Хотя до лета было еще далеко, тот день, все те три дня остались у меня в памяти как самые длинные в году: как будто ночь не решалась перешагнуть естественную границу дня и ночи, и солнце, будто по волшебству, не клонилось к закату, по крайней мере, пока я был дома те три дня, один день, и еще один, и еще один. Да и ночи, такое было ощущение, вроде бы как и не темны вовсе.

И снова гляди-ка! На окнах некоторых частных домиков были опущены жалюзи, с тех пор как соседи уже лет десять назад один за другим умерли — цвет, добротная покраска нигде не облетела, — но через запущенный сад, где там и тут пышнее обыкновенного расцветали розы, тянулась бельевая веревка, сплошь увешанная исключительно детскими вещами, все больше темненькими, как прежде говорили — убогонькими.

И вот слушай: на лесных тропинках по холмам треск и скрип веток, трущихся друг о друга на ветру, как будто повторение гостеприимно открывающихся садовых калиток, дверей домов и винных погребов в нашем местечке (та жаровня была у нас не единственной).

И вот еще смотри-ка: поляна, откуда обычно на всю округу раздавалось щелканье сотен шаров для игры в петанк, теперь пустая, только на краю — один автомобиль, за рулем — мужчина, с вечно открытыми глазами, невозмутимо не сводил взгляда с поляны, обширной площадки, посыпанной гравием, со следами, оставленными после игры, нарочно для того и остановившись на этом месте, точно так же, так говорят, некие португальцы из глубинки ездят на побережье, не имея в виду ничего другого, кроме как безвылазно оставаться в машине, созерцая перед собой океан. А может, вон тот человек и в самом деле португалец, каменщик, один из тех, у кого нынче часто волосы посыпаны цементной пылью, один из моих соседей вечерами в привокзальном баре?

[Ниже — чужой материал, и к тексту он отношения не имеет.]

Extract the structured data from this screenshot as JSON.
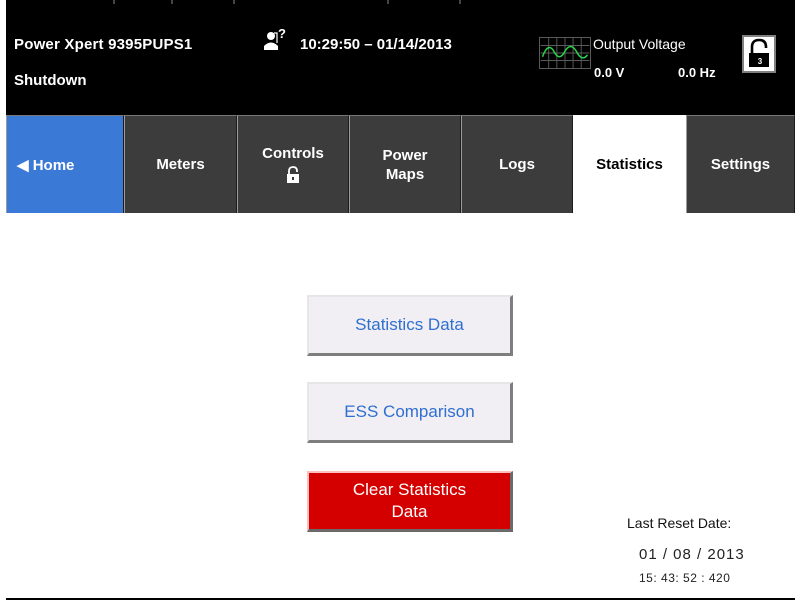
{
  "header": {
    "device_model": "Power Xpert 9395PUPS1",
    "system_status": "Shutdown",
    "user_level_badge": "?",
    "datetime": "10:29:50 – 01/14/2013",
    "output_label": "Output Voltage",
    "output_voltage": "0.0 V",
    "output_frequency": "0.0 Hz",
    "lock_level": "3",
    "icons": [
      "user-icon",
      "waveform-icon",
      "unlocked-padlock-icon"
    ]
  },
  "tabs": [
    {
      "label": "◀ Home"
    },
    {
      "label": "Meters"
    },
    {
      "label": "Controls"
    },
    {
      "label": "Power\nMaps"
    },
    {
      "label": "Logs"
    },
    {
      "label": "Statistics"
    },
    {
      "label": "Settings"
    }
  ],
  "active_tab": "Statistics",
  "content": {
    "statistics_data_button": "Statistics Data",
    "ess_comparison_button": "ESS Comparison",
    "clear_statistics_line1": "Clear Statistics",
    "clear_statistics_line2": "Data",
    "last_reset_label": "Last Reset Date:",
    "last_reset_date": "01 / 08 / 2013",
    "last_reset_time": "15: 43: 52 : 420"
  },
  "colors": {
    "header_bg": "#000000",
    "tab_bg": "#3c3c3c",
    "home_tab": "#3b79d6",
    "button_text": "#2f6fd0",
    "danger": "#d40000"
  }
}
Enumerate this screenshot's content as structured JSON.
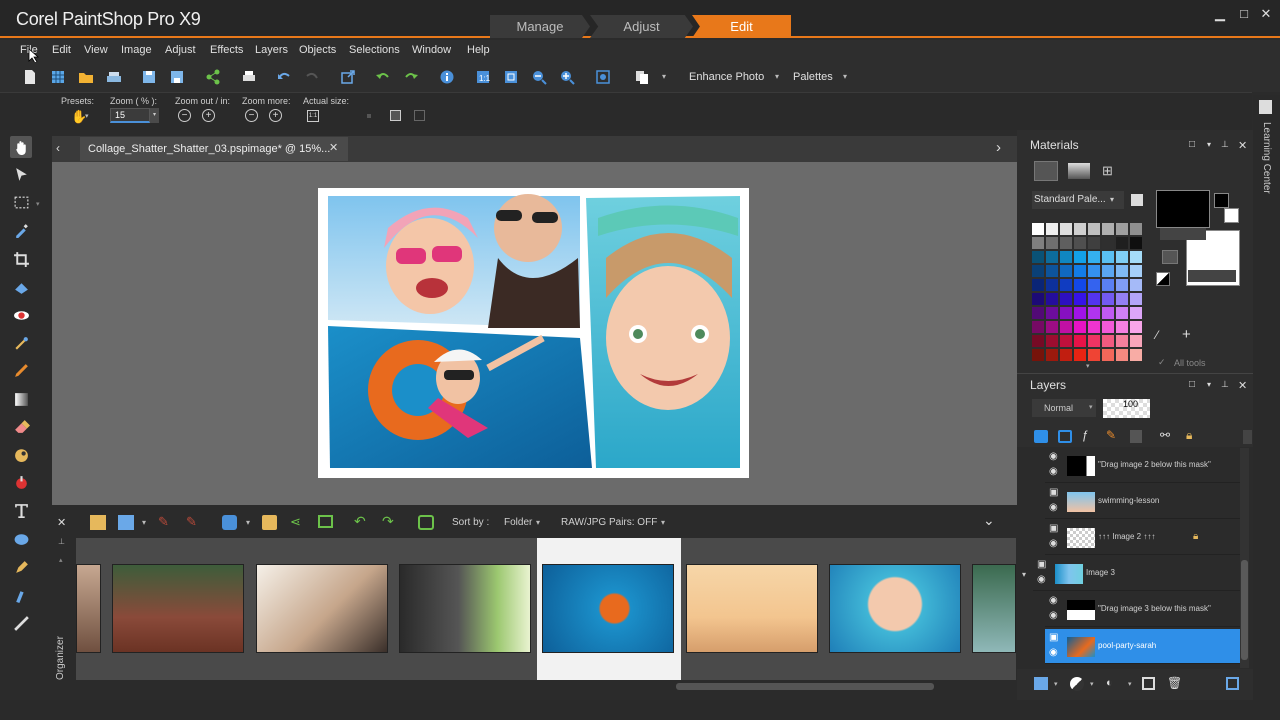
{
  "app": {
    "title": "Corel PaintShop Pro X9"
  },
  "workspace_tabs": [
    "Manage",
    "Adjust",
    "Edit"
  ],
  "menu": [
    "File",
    "Edit",
    "View",
    "Image",
    "Adjust",
    "Effects",
    "Layers",
    "Objects",
    "Selections",
    "Window",
    "Help"
  ],
  "toolbar": {
    "enhance_photo": "Enhance Photo",
    "palettes": "Palettes"
  },
  "tool_options": {
    "presets": "Presets:",
    "zoom_pct": "Zoom ( % ):",
    "zoom_value": "15",
    "zoom_out_in": "Zoom out / in:",
    "zoom_more": "Zoom more:",
    "actual_size": "Actual size:"
  },
  "document": {
    "tab_title": "Collage_Shatter_Shatter_03.pspimage* @  15%..."
  },
  "organizer": {
    "label": "Organizer",
    "sort_by": "Sort by :",
    "sort_value": "Folder",
    "raw_pairs": "RAW/JPG Pairs: OFF"
  },
  "materials": {
    "title": "Materials",
    "palette": "Standard Pale...",
    "all_tools": "All tools"
  },
  "layers": {
    "title": "Layers",
    "blend": "Normal",
    "opacity": "100",
    "rows": [
      {
        "name": "\"Drag image 2 below this mask\""
      },
      {
        "name": "swimming-lesson"
      },
      {
        "name": "↑↑↑ Image 2 ↑↑↑"
      },
      {
        "name": "Image 3"
      },
      {
        "name": "\"Drag image 3 below this mask\""
      },
      {
        "name": "pool-party-sarah"
      }
    ]
  },
  "learning_center": "Learning Center",
  "colors": {
    "accent": "#e8781a",
    "selected_layer": "#2f8fe8"
  }
}
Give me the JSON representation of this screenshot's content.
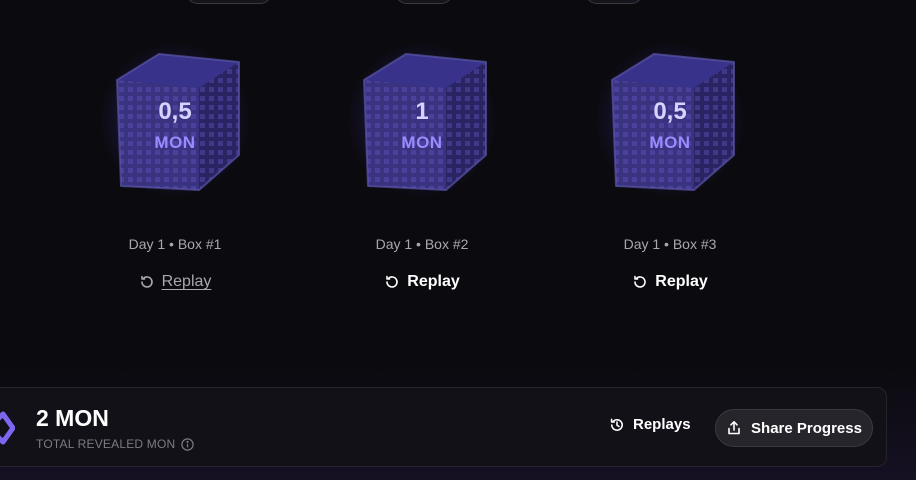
{
  "colors": {
    "background": "#0b0a0e",
    "cube_face": "#3a3380",
    "cube_glow": "#4c36c8",
    "accent_text": "#9a8cff",
    "muted_text": "#a9a7b0"
  },
  "boxes": [
    {
      "amount": "0,5",
      "unit": "MON",
      "caption": "Day 1 • Box #1",
      "replay_label": "Replay",
      "replay_state": "hover"
    },
    {
      "amount": "1",
      "unit": "MON",
      "caption": "Day 1 • Box #2",
      "replay_label": "Replay",
      "replay_state": "default"
    },
    {
      "amount": "0,5",
      "unit": "MON",
      "caption": "Day 1 • Box #3",
      "replay_label": "Replay",
      "replay_state": "default"
    }
  ],
  "summary": {
    "total_value": "2 MON",
    "total_label": "TOTAL REVEALED MON",
    "info_icon": "info-icon",
    "replays_label": "Replays",
    "replays_icon": "history-icon",
    "share_label": "Share Progress",
    "share_icon": "share-icon",
    "logo_icon": "monad-logo-icon"
  }
}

Так вот слушай: шум глубоко под переулком: это не может быть канализация! — но что это? откуда? — это ручей или речка, которая тысячелетиями прокладывала себе путь через нашу, пусть не такую уж и длинную, долину, от истока вверху рядом с сегодняшним замком, от Версаля до впадения в Сену, заключенная под землю больше столетия назад. Так и шумит там в глубине скрытый наш Маривель? — Да, он самый, таково его имя, и смотри, улица поворачивает, в точности следуя изгибам Маривеля. Какой особенный шум. Так шумит вода не в унитазе, не в шланге стиральной машины и не в пожарном шланге — так может шуметь только ручей. И ты скоро увидишь его воды, он явится перед тобой при свете дня, ты умоешься его водой, напьешься из него (ну ладно, пить, впрочем, лучше не надо). — Как это? — А вот смотри, колонка, литая, чугунная, в заросшем саду. Ступай к ней и качай воду! — Да она же заржавела. — Смахни ржавчину и качай, качай. — А, вот что-то появляется, скорее ил или грязь буро-коричневая. — Да ты качай, качай, дружок, знай себе качай. — Вот, гляди!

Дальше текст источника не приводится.